En los últimos años, Chile se ha visto beneficiado de tener un banco central y gobiernos los cuales han hecho un buen manejo de las medidas macroeconómicas para mantener dentro de todo un país estable y que ha avanzado a un progreso admirable. Nadie puede negar que vivimos en un país donde no tenemos miedo de caer en una crisis ni de vernos obligados a pedir préstamos a países extranjeros, al contrario, Chile es hoy un país que presta plata a terceros.

Aun así, dentro de este país tenemos muchísimas personas que no se benefician de esta situación, y no solamente por la desigual distribución de las riquezas, sino también casos como las personas que viven en campamentos, los que se encuentran en la tercera edad sin nadie que los apoye, los lisiados, o aquellos que simplemente no pueden, por sea cual sea el motivo, levantarse por sí solos.

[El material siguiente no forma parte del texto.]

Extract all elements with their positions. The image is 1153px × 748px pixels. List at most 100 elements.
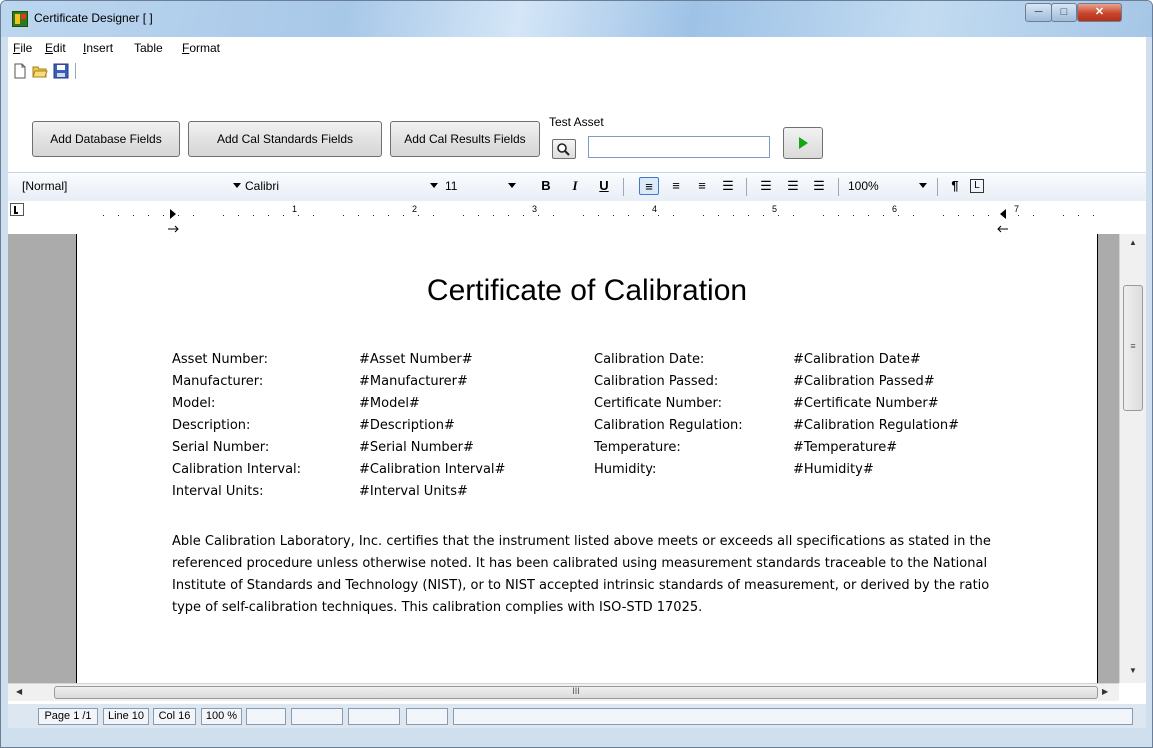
ruler-tick [193,215,194,216]
save-disk-icon[interactable] [53,63,69,79]
zoom-dropdown-arrow-icon[interactable] [919,183,927,188]
magnifier-icon [557,143,570,156]
numbered-list-icon[interactable]: ☰ [783,177,803,195]
field-label[interactable]: Description: [172,418,250,433]
vertical-scroll-thumb[interactable]: ≡ [1123,285,1143,411]
add-cal-results-fields-button[interactable]: Add Cal Results Fields [390,121,540,157]
title-bar[interactable]: Certificate Designer [ ] ─ □ ✕ [1,1,1152,37]
format-toolbar: [Normal] Calibri 11 B I U ≡ ≡ ≡ ☰ ☰ ☰ ☰ … [8,172,1146,202]
ruler-tick [853,215,854,216]
field-label[interactable]: Certificate Number: [594,396,722,411]
field-placeholder[interactable]: #Asset Number# [359,352,473,367]
align-left-icon[interactable]: ≡ [639,177,659,195]
multilevel-list-icon[interactable]: ☰ [809,177,829,195]
toolbar-separator [75,63,76,79]
align-center-icon[interactable]: ≡ [666,177,686,195]
scroll-up-arrow-icon[interactable]: ▲ [1129,238,1137,247]
field-placeholder[interactable]: #Model# [359,396,420,411]
field-placeholder[interactable]: #Calibration Regulation# [793,418,959,433]
right-indent-marker-icon[interactable] [996,201,1008,233]
field-label[interactable]: Humidity: [594,462,656,477]
italic-button[interactable]: I [565,177,585,195]
maximize-button[interactable]: □ [1051,3,1077,22]
scroll-down-arrow-icon[interactable]: ▼ [1129,666,1137,675]
status-empty [291,708,343,725]
document-page[interactable]: Certificate of Calibration Asset Number:… [76,234,1098,683]
bold-button[interactable]: B [536,177,556,195]
search-asset-button[interactable] [552,139,576,159]
horizontal-scrollbar[interactable]: ◀ III ▶ [8,683,1119,701]
ruler-tick [1018,215,1019,216]
field-placeholder[interactable]: #Humidity# [793,462,874,477]
font-select[interactable]: Calibri [245,179,279,193]
ruler-tick [988,215,989,216]
ruler-row: 1 2 3 4 5 6 7 [8,201,1146,234]
menu-insert[interactable]: Insert [83,41,113,55]
field-placeholder[interactable]: #Calibration Date# [793,352,921,367]
window-frame-bottom [8,728,1146,742]
justify-icon[interactable]: ☰ [718,177,738,195]
field-label[interactable]: Serial Number: [172,440,269,455]
field-label[interactable]: Temperature: [594,440,681,455]
new-document-icon[interactable] [12,63,28,79]
style-dropdown-arrow-icon[interactable] [233,183,241,188]
field-placeholder[interactable]: #Manufacturer# [359,374,468,389]
document-area[interactable]: Certificate of Calibration Asset Number:… [8,234,1119,683]
menu-edit[interactable]: Edit [45,41,66,55]
field-placeholder[interactable]: #Temperature# [793,440,897,455]
ruler-tick [1093,215,1094,216]
field-label[interactable]: Calibration Interval: [172,462,301,477]
add-cal-standards-fields-button[interactable]: Add Cal Standards Fields [188,121,382,157]
bullet-list-icon[interactable]: ☰ [756,177,776,195]
zoom-select[interactable]: 100% [848,179,879,193]
field-label[interactable]: Calibration Passed: [594,374,718,389]
font-dropdown-arrow-icon[interactable] [430,183,438,188]
close-button[interactable]: ✕ [1077,3,1122,22]
field-placeholder[interactable]: #Calibration Passed# [793,374,935,389]
field-placeholder[interactable]: #Certificate Number# [793,396,939,411]
style-select[interactable]: [Normal] [22,179,67,193]
vertical-scrollbar[interactable]: ▲ ≡ ▼ [1119,234,1146,683]
align-right-icon[interactable]: ≡ [692,177,712,195]
tab-stop-icon[interactable]: L [970,179,984,193]
ruler-tick [673,215,674,216]
horizontal-ruler[interactable]: 1 2 3 4 5 6 7 [76,201,1096,233]
show-formatting-button[interactable]: ¶ [945,177,965,195]
field-label[interactable]: Calibration Date: [594,352,704,367]
ruler-tick [1063,215,1064,216]
field-placeholder[interactable]: #Serial Number# [359,440,474,455]
certificate-title[interactable]: Certificate of Calibration [77,274,1097,308]
field-label[interactable]: Model: [172,396,215,411]
certification-paragraph[interactable]: Able Calibration Laboratory, Inc. certif… [172,531,1007,619]
scroll-left-arrow-icon[interactable]: ◀ [16,687,22,696]
add-database-fields-button[interactable]: Add Database Fields [32,121,180,157]
ruler-tick [1078,215,1079,216]
open-folder-icon[interactable] [32,63,48,79]
ruler-number: 1 [292,204,298,214]
run-test-button[interactable] [783,127,823,159]
horizontal-scroll-thumb[interactable]: III [54,686,1098,699]
font-size-select[interactable]: 11 [445,179,457,193]
tab-type-selector-icon[interactable] [10,203,24,216]
field-placeholder[interactable]: #Calibration Interval# [359,462,505,477]
minimize-button[interactable]: ─ [1025,3,1052,22]
field-label[interactable]: Asset Number: [172,352,268,367]
field-label[interactable]: Interval Units: [172,484,264,499]
left-indent-marker-icon[interactable] [168,201,180,233]
ruler-tick [868,215,869,216]
status-bar: Page 1 /1 Line 10 Col 16 100 % [8,704,1146,728]
test-asset-input[interactable] [588,136,770,158]
ruler-tick [1003,215,1004,216]
menu-file[interactable]: File [13,41,32,55]
field-label[interactable]: Manufacturer: [172,374,263,389]
menu-format[interactable]: Format [182,41,220,55]
ruler-tick [478,215,479,216]
field-placeholder[interactable]: #Interval Units# [359,484,468,499]
menu-table[interactable]: Table [134,41,163,55]
scroll-right-arrow-icon[interactable]: ▶ [1102,687,1108,696]
underline-button[interactable]: U [594,177,614,195]
ruler-tick [118,215,119,216]
size-dropdown-arrow-icon[interactable] [508,183,516,188]
field-placeholder[interactable]: #Description# [359,418,455,433]
field-label[interactable]: Calibration Regulation: [594,418,743,433]
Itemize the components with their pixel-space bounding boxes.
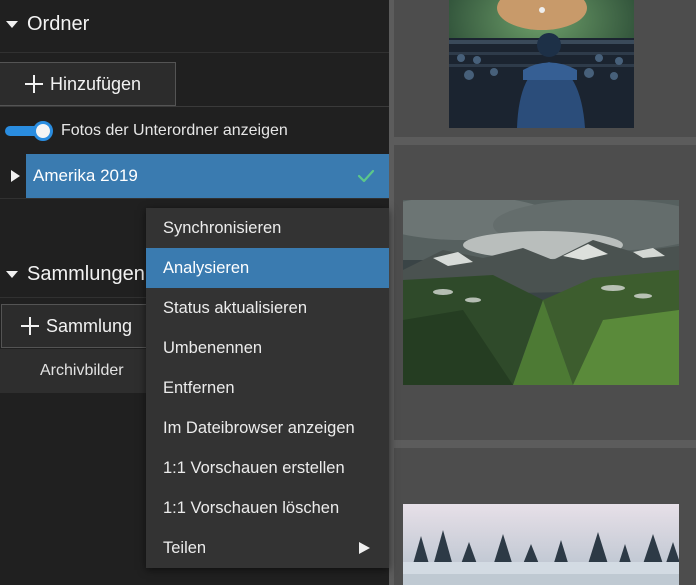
divider xyxy=(0,106,389,107)
folders-header-title: Ordner xyxy=(27,12,90,35)
thumbnail-tile[interactable] xyxy=(394,0,696,137)
menu-item-analysieren[interactable]: Analysieren xyxy=(146,248,389,288)
add-collection-label: Sammlung xyxy=(46,315,133,336)
menu-item-vorschauen-loeschen[interactable]: 1:1 Vorschauen löschen xyxy=(146,488,389,528)
thumbnail-grid xyxy=(389,0,696,585)
menu-item-status-aktualisieren[interactable]: Status aktualisieren xyxy=(146,288,389,328)
thumbnail-tile[interactable] xyxy=(394,145,696,440)
plus-icon xyxy=(21,317,39,335)
check-icon xyxy=(357,169,375,183)
collections-header-title: Sammlungen xyxy=(27,262,145,285)
divider xyxy=(0,52,389,53)
subfolder-toggle-label: Fotos der Unterordner anzeigen xyxy=(61,122,288,139)
collection-name: Archivbilder xyxy=(40,362,124,379)
subfolder-toggle[interactable] xyxy=(5,121,53,141)
menu-item-synchronisieren[interactable]: Synchronisieren xyxy=(146,208,389,248)
divider xyxy=(0,198,389,199)
folder-name: Amerika 2019 xyxy=(33,166,138,185)
add-folder-label: Hinzufügen xyxy=(50,73,142,94)
collapse-triangle-icon[interactable] xyxy=(6,20,18,28)
collapse-triangle-icon[interactable] xyxy=(6,270,18,278)
menu-item-vorschauen-erstellen[interactable]: 1:1 Vorschauen erstellen xyxy=(146,448,389,488)
folder-item-selected[interactable]: Amerika 2019 xyxy=(26,154,389,198)
menu-item-teilen[interactable]: Teilen xyxy=(146,528,389,568)
folders-section-header[interactable]: Ordner xyxy=(0,0,389,48)
folder-row[interactable]: Amerika 2019 xyxy=(0,154,389,198)
thumbnail-tile[interactable] xyxy=(394,448,696,585)
add-folder-button[interactable]: Hinzufügen xyxy=(0,62,176,106)
plus-icon xyxy=(25,75,43,93)
context-menu: Synchronisieren Analysieren Status aktua… xyxy=(146,208,389,568)
thumbnail-image-mountains[interactable] xyxy=(403,200,679,385)
thumbnail-image-snow-forest[interactable] xyxy=(403,504,679,585)
thumbnail-image-baseball[interactable] xyxy=(449,0,634,128)
submenu-arrow-icon xyxy=(359,542,370,554)
menu-item-im-dateibrowser-anzeigen[interactable]: Im Dateibrowser anzeigen xyxy=(146,408,389,448)
menu-item-umbenennen[interactable]: Umbenennen xyxy=(146,328,389,368)
expand-arrow-icon[interactable] xyxy=(11,170,20,182)
subfolder-toggle-row: Fotos der Unterordner anzeigen xyxy=(0,117,389,145)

¿Debiese el estado hacerse completamente cargo de estas personas? Si bien el estado debe cooperar en su mayor capacidad con estas personas pero no puede responsabilizarse de la totalidad de las situaciones (excepto de las situaciones que lo ameriten), somos todos nosotros los responsables directos de participar en construir una mejor sociedad para todos, de dedicarnos profundamente a la acción social. Si el estado si hiciese cargo de la totalidad de estas necesidades, ¿dónde estaría la posibilidad de darnos a nosotros el poder hacer acción social? ¿De dónde, como sociedad, nacería la necesidad de esforzarnos por un tercero sin esperar nada a cambio?

Tenemos al igual que toda sociedad recursos limitados, y uno de estos recursos es el capital humano. Lo increíble del servicio social es que nos permite como sociedad hacernos cargo de aquellos que lo necesitan, haciéndonos partícipes de nuestro entorno, logrando que tengamos conciencia por preocuparnos constantemente por quienes nos rodean, ¿Qué sería del hombre si no tuviese esta posibilidad? ¿Cómo es posible vivir en un país donde no me interesa algo más allá de lo que está frente a mi nariz?

Una de las cosas esenciales en una república es que nosotros mismos podamos participar en favor de ella, y no solo por el hecho de integración que esto conlleva, sino además por los muchos beneficios que cualquier actividad podría entregarnos: generamos conciencia, participación y compromiso, sentido colectivo, conocer mejor a nuestro país, hacer un mejor uso de los recursos, movernos por una causa altruista, movilizarnos como sociedad, etc. ¿Qué mejor el poder trabajar sin estar en una situación de competencia con nadie, solo buscando un fin que es el bien social, y ser capaz de lograrlo?

Espero que como comunidad y sociedad nos motivemos día a día a querer participar más por el área social y pública de nuestro país, tanto sea en términos políticos, o trabajando en algún tipo de ONG, trabajos voluntarios, educación, o lo que usted cree que es en lo mejor que puede hacerse cargo, aportar y mejorar, y lo va a hacer más feliz y llenar más de sentido. La sociedad nos necesita a todos.

Si pocos somos los que nos dedicamos a esto enviaremos al país a un camino indeseable, como alguna vez alguien dijo: “si la mejor de nuestra gente se aleja del servicio público y sólo se dedica a ganar plata, nuestras ideas, nuestros principios ¡nuestros valores! se van a perder y no se quejen después del Chile que van a vivir sus hijos, quizás con los bolsillos llenos, pero con las almas vacías”.